Chinese AI Popular for $12 Price Tag, Unpopular for Pretending Tiananmen Square is a Luxury Condo Development
In what tech enthusiasts are calling “the most competitively priced gaslighting you’ll ever experience,” China’s latest AI sensation, DeepSeek, has sent shockwaves through the world of artificial intelligence — not for its ability to rival the likes of ChatGPT and Gemini, but for its Olympic gold-medal level of dodging inconvenient questions.
The AI is winning over users worldwide with its low-cost subscription fee of $12 a month, which apparently doubles as the price for selective amnesia. While DeepSeek aces everything from coding assistance to writing love poems for your cat, the moment someone tries to talk geopolitics, the AI equivalent of crickets starts chirping… and by “crickets,” we mean government-approved propaganda.

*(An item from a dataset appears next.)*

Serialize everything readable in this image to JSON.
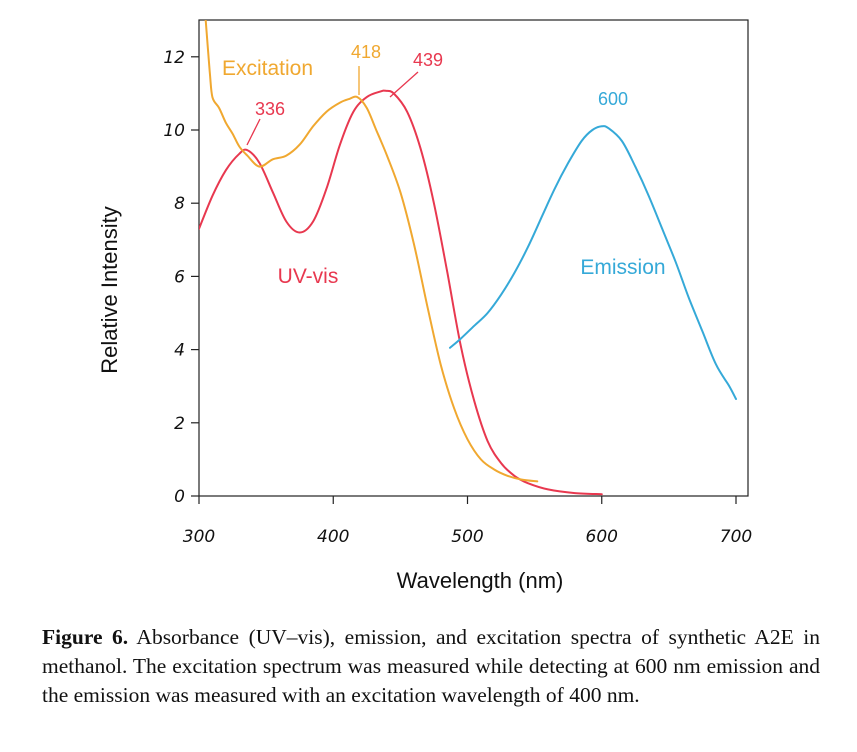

One user in Kansas shared their experience, saying, “When I asked DeepSeek to explain the events of Tiananmen Square, it told me it was a tourist hotspot known for ‘peaceful sightseeing’ and ‘historical architecture.’ Then it suggested I visit a nearby dumpling restaurant. I haven’t trusted it since, but the dumpling place was phenomenal.”
DeepSeek’s tendency to brush “sensitive topics” under the virtual rug has mystified and frustrated international users. Responses to questions about Taiwan, for example, are equally evasive. Ask DeepSeek about the island’s political status, and it enthusiastically declares it “an adored childhood friend who moved away, but we don’t talk about that.” It then promptly changes the subject to local pineapple tarts as if that’s what you *really* wanted to talk about all along.
“When it comes to delivering unbiased information, DeepSeek operates like the drunk uncle at Thanksgiving: confident, dismissive, and absolutely *not* here for your tricky follow-up questions,” said tech critic Dr. Allison Bard. Her recent attempt to inquire about the Uighur population was met with an animated thumbs-up emoji from the AI and a link to China’s tourism website.
Chinese developers, however, are doubling down on their approach. “Why should AI highlight divisive topics when it can instead teach users how to make tangyuan [glutinous rice balls] or excel at karaoke?” says DeepSeek spokesperson Zhang Hui. “In China, we prioritize ‘harmony,’ translating loosely to ‘that thing didn’t happen unless the government says it did.’”
A leaked internal marketing document suggests DeepSeek’s PR team may actually lean into the censorship complaints. One slogan proposed: “DeepSeek: Smarter Than Siri, Happier Than Wikipedia, and Just Vague Enough for a Perfect Night’s Sleep.”
Meanwhile, rival platforms like ChatGPT and Gemini are secretly thrilled by DeepSeek’s “strategic self-immolation.” One anonymous source at Gemini mocked, “We may flub a few celebrity facts now and then, but at least we won’t insist the moon landing was a collaborative performance art piece by NASA and Hollywood.”
Even more curious are the AI’s unruly “error responses.” A user in Germany who innocently asked for an unbiased summary of the Taiwan conflict reportedly received the following cryptic message: “Error 404: Facts not found. Would you like a dumpling recipe instead?” One particularly baffling exchange about the Tiananmen Square massacre led the AI to generate a random Shakespearean sonnet about dragon boats. Experts say this isn’t a glitch, just the world’s most convoluted game of topic redirection in progress.
Critics and freedom-of-speech advocates worldwide are concerned this sets a dangerous precedent for tech. Others, however, are less worried. “Let’s be honest,” mused satirist and author Ravi Patel, “DeepSeek was never going to solve the world’s political dramas. If its description of the moon landing is ‘a friendly Earth-moon photo op for aliens,’ maybe humanity doesn’t need its hot takes on Taiwan.”
Still, DeepSeek might be gaining unexpected fans: stressed-out social media users. As one Redditor bluntly put it, “If my AI doesn’t even *acknowledge* wars or protests, maybe it’ll finally stop making me feel like sh%#. Ignorance is bliss, baby!”
For now, DeepSeek’s developers seem unbothered, as millions of newly subscribed users happily fork over their $12 to chat with an AI that refuses to engage in the dark recesses of human history. A small price to pay, surely, for dumpling suggestions and reminders that “everything is fiiiiiine.”
But perhaps the final word should go to DeepSeek itself. When asked to comment on the controversy that has engulfed its rise to fame, the AI responded with a single sentence: “The weather in Beijing is lovely this time of year.”